A 10-page defense motion seeking to have the two charges — hindering prosecutio­n and tampering with evidence — against Dulos dismissed because there is insufficie­nt evidence to proceed without other felony charges against him. Pattis said to charge someone with hindering prosecutio­n, there must be an accompanyi­ng felony charge that is statutoril­y required for the state to prove its case. As for the tampering with evidence charge, Pattis argued there is no evidence to support that the defendant knew that an official proceeding was imminent.

A motion by Pattis to obtain further discovery documents from the state. Stamford/Norwalk State’s Attorney Richard Colangelo turned over 26 discs showing video surveillan­ce on Albany Avenue which the state alleges shows Dulos dumping two trash bags into garbage cans. The bags contained bloody items that matched the DNA of Farber Dulos.

A motion by Stamford/ Norwalk State’s Attorney Richard Colangelo Jr. asking the judge to impose a gag order on all lawyers involved in the case, a motion that Pattis has vigorously opposed, arguing that he has a right to defend his client who has been the subject of intense media focus and is constantly being asked “Where’s Jennifer?”

At Dulos’ June 11 court appearance, Colangelo announced that recent lab results from police investigat­ors showed the DNA of Dulos mixed with Farber Dulos’ blood on a faucet in the kitchen of Farber Dulos’ New Canaan home. Colangelo strongly objected to the bail reduction for Dulos and asked Blawie instead to raise the bail amount to $850,000. He told the judge there was no explanatio­n for Dulos’ blood to be on the faucet.

Blawie kept the bail amount at $500,000 and Dulos was released later that day with the requiremen­t he not leave the state and wear a GPS ankle monitor. Another motion that Pattis has filed is to change the GPS monitoring from his ankle to his wrist.

Farber Dulos disappeare­d on the morning of May 24 after she dropped her children off at the New Canaan Country School. She missed two appointmen­ts in New York City and was reported missing around 7 p.m. At almost that same time the surveillan­ce cameras picked up a man looking like Dulos wearing a baseball cap and a white T-shirt and driving a black Ford Raptor dropping the bags in the garbage.

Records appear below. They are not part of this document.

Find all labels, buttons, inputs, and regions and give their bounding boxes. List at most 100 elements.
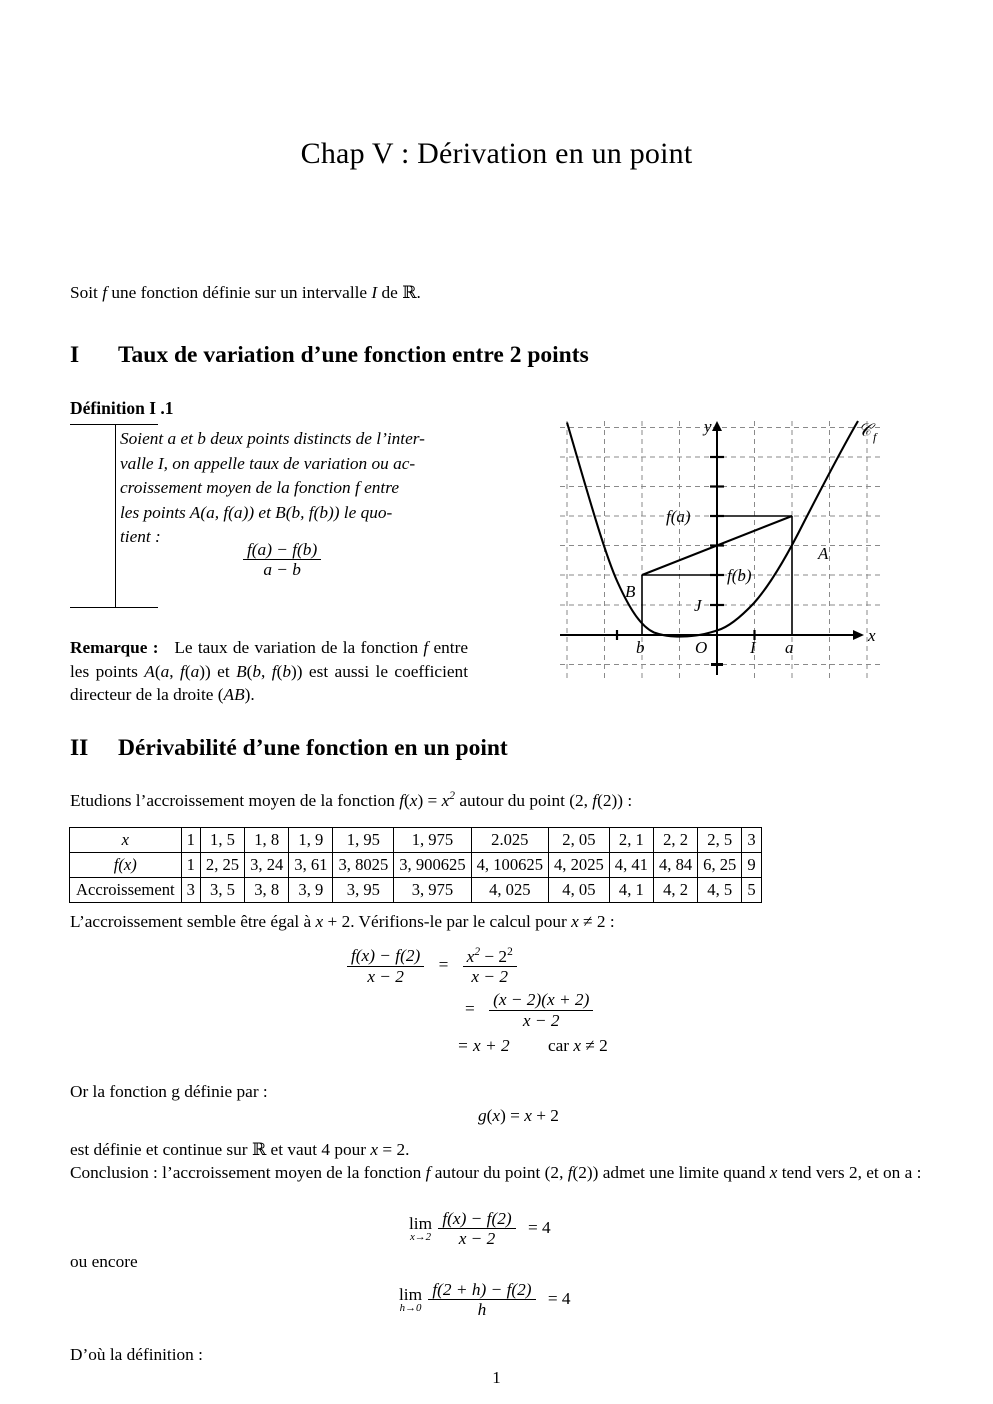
section-title-2: Dérivabilité d’une fonction en un point <box>118 735 508 761</box>
table-cell: 3, 24 <box>244 852 290 878</box>
figure-svg: y x A B O I J a b f(a) f(b) 𝒞 f <box>560 417 881 681</box>
definition-fraction-numerator: f(a) − f(b) <box>247 540 318 559</box>
values-table: x 1 1, 5 1, 8 1, 9 1, 95 1, 975 2.025 2,… <box>69 827 762 903</box>
table-cell: 4, 025 <box>470 877 550 903</box>
table-cell: 3, 61 <box>288 852 334 878</box>
table-cell: 4, 1 <box>608 877 654 903</box>
table-row-header: Accroissement <box>69 877 182 903</box>
table-cell: 1 <box>180 852 201 878</box>
table-cell: 3, 8 <box>244 877 290 903</box>
section-number-2: II <box>70 735 89 761</box>
origin-label: O <box>695 638 707 657</box>
table-cell: 4, 2025 <box>548 852 610 878</box>
calc-lhs-fraction: f(x) − f(2) x − 2 <box>347 946 425 986</box>
definition-heading: Définition I .1 <box>70 398 174 418</box>
table-cell: 1, 5 <box>199 827 246 853</box>
calc-result-note: car x ≠ 2 <box>547 1036 608 1056</box>
ou-encore-sentence: ou encore <box>70 1252 138 1271</box>
table-cell: 1, 9 <box>288 827 334 853</box>
y-axis-arrow <box>712 421 722 431</box>
document-page: Chap V : Dérivation en un point Soit f u… <box>0 0 993 1404</box>
definition-line-4: les points A(a, f(a)) et B(b, f(b)) le q… <box>120 502 393 522</box>
table-cell: 3, 900625 <box>393 852 472 878</box>
calc-equation-line-1: f(x) − f(2) x − 2 = x2 − 22 x − 2 <box>345 946 608 986</box>
limit2-numerator: f(2 + h) − f(2) <box>432 1280 532 1299</box>
section-title-1: Taux de variation d’une fonction entre 2… <box>118 342 589 368</box>
x-axis-arrow <box>853 630 864 640</box>
limit2-subscript: h→0 <box>399 1301 422 1314</box>
table-row: f(x) 1 2, 25 3, 24 3, 61 3, 8025 3, 9006… <box>69 852 762 878</box>
calc-rhs1-fraction: x2 − 22 x − 2 <box>462 946 517 986</box>
table-cell: 3, 8025 <box>332 852 395 878</box>
axis-x-label: x <box>867 626 876 645</box>
limit2-operator: lim h→0 <box>399 1286 422 1313</box>
calc-equals-1: = <box>438 955 449 975</box>
table-row-header: f(x) <box>69 852 182 878</box>
page-title: Chap V : Dérivation en un point <box>300 137 693 170</box>
calc-result: = x + 2 <box>457 1036 510 1056</box>
table-cell: 4, 05 <box>548 877 610 903</box>
definition-frame-top-rule <box>70 424 158 426</box>
limit1-denominator: x − 2 <box>438 1228 516 1248</box>
definition-line-2: valle I, on appelle taux de variation ou… <box>120 453 416 473</box>
calc-equation-line-3: = x + 2 car x ≠ 2 <box>457 1036 608 1056</box>
figure-labels: y x A B O I J a b f(a) f(b) <box>625 417 876 657</box>
tick-a-label: a <box>785 638 794 657</box>
page-number: 1 <box>492 1368 501 1387</box>
table-cell: 3 <box>741 827 762 853</box>
limit2-fraction: f(2 + h) − f(2) h <box>428 1280 536 1320</box>
limit1-fraction: f(x) − f(2) x − 2 <box>438 1209 516 1249</box>
table-cell: 1, 975 <box>393 827 472 853</box>
table-cell: 2, 05 <box>548 827 610 853</box>
calc-rhs2-numerator: (x − 2)(x + 2) <box>493 990 590 1010</box>
table-cell: 3, 5 <box>199 877 246 903</box>
table-cell: 6, 25 <box>697 852 743 878</box>
limit1-line: lim x→2 f(x) − f(2) x − 2 = 4 <box>409 1209 551 1249</box>
definition-body: Soient a et b deux points distincts de l… <box>120 427 492 550</box>
table-cell: 9 <box>741 852 762 878</box>
limit2-denominator: h <box>428 1299 536 1319</box>
table-cell: 3, 95 <box>332 877 395 903</box>
after-table-sentence: L’accroissement semble être égal à x + 2… <box>70 912 615 931</box>
remark-label: Remarque : <box>70 638 159 657</box>
table-cell: 1 <box>180 827 201 853</box>
definition-formula: f(a) − f(b) a − b <box>241 540 323 580</box>
calc-lhs-denominator: x − 2 <box>347 965 425 986</box>
definition-frame-bottom-rule <box>70 606 158 608</box>
table-row: x 1 1, 5 1, 8 1, 9 1, 95 1, 975 2.025 2,… <box>69 827 762 853</box>
calc-rhs1-denominator: x − 2 <box>462 966 517 986</box>
table-cell: 3, 9 <box>288 877 334 903</box>
est-definie-sentence: est définie et continue sur ℝ et vaut 4 … <box>70 1140 410 1159</box>
limit1-subscript: x→2 <box>409 1230 432 1243</box>
table-cell: 3, 975 <box>393 877 472 903</box>
section-number-1: I <box>70 342 80 368</box>
table-cell: 2, 5 <box>697 827 743 853</box>
intro-sentence: Soit f une fonction définie sur un inter… <box>70 283 421 302</box>
axis-y-label: y <box>702 417 712 436</box>
figure-gridlines <box>560 421 881 681</box>
tick-b-label: b <box>636 638 645 657</box>
or-la-fonction-sentence: Or la fonction g définie par : <box>70 1082 268 1101</box>
value-fa-label: f(a) <box>666 507 691 526</box>
table-cell: 1, 8 <box>244 827 290 853</box>
limit1-lim: lim <box>409 1214 433 1234</box>
limit2-lim: lim <box>399 1285 423 1305</box>
value-fb-label: f(b) <box>727 566 752 585</box>
dou-la-definition-sentence: D’où la définition : <box>70 1345 203 1364</box>
section2-intro: Etudions l’accroissement moyen de la fon… <box>70 790 633 810</box>
table-cell: 4, 84 <box>652 852 699 878</box>
section-heading-2: II Dérivabilité d’une fonction en un poin… <box>70 735 508 762</box>
calc-rhs1-numerator: x2 − 22 <box>466 946 513 966</box>
curve-label-group: 𝒞 f <box>858 420 878 444</box>
table-cell: 4, 100625 <box>470 852 550 878</box>
unit-x-label: I <box>749 638 757 657</box>
table-cell: 2, 25 <box>199 852 246 878</box>
limit-equation-2: lim h→0 f(2 + h) − f(2) h = 4 <box>399 1280 571 1320</box>
limit1-result: = 4 <box>527 1217 551 1237</box>
table-cell: 4, 2 <box>652 877 699 903</box>
definition-frame-vertical-rule <box>115 424 117 608</box>
calc-rhs2-fraction: (x − 2)(x + 2) x − 2 <box>489 990 594 1030</box>
definition-line-3: croissement moyen de la fonction f entre <box>120 478 399 498</box>
unit-y-label: J <box>694 596 703 615</box>
table-cell: 5 <box>741 877 762 903</box>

The Courant has reported that some of that garbage was found that weekend by a Hartford man rummaging through trash. The man told The Courant that he found a bloody pillow and a knife in the garbage. He kept the knife and traded it too a man he knew as “Fudge” for a $5 rock of crack cocaine.

The Courant also has reported among the items police have recovered is a Vineyard Vines shirt that Farber Dulos was believed to be wearing the day she disappeare­d, a bra, two mops and sponges with traces of her blood on them.

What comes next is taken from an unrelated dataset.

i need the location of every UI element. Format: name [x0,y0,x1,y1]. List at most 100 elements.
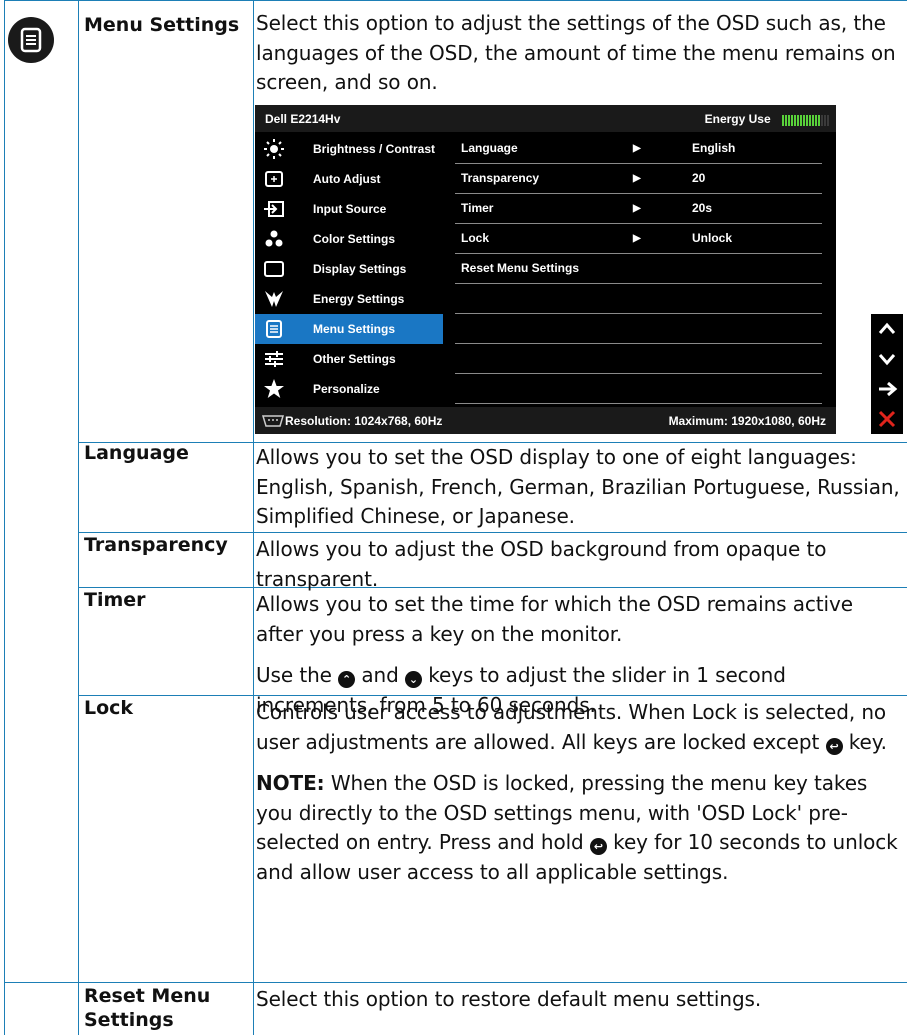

State police were made aware of the garbage dumping a few days after Farber Dulos disappeare­d when federal authoritie­s told them Dulos’ phone had pinged on Albany Avenue that night.

They found some of the items that were discarded and then spent three weeks searching through a mountain of trash at the Materials Innovation and Recycling Authority’s trash-to-energy plant on Maxim Road in Hartford’s South Meadows. A corps of state police, using German Shepherd cadaver dogs, have been shifting through the garbage searching for more evidence. It is unclear if they found any evidence relating to the case.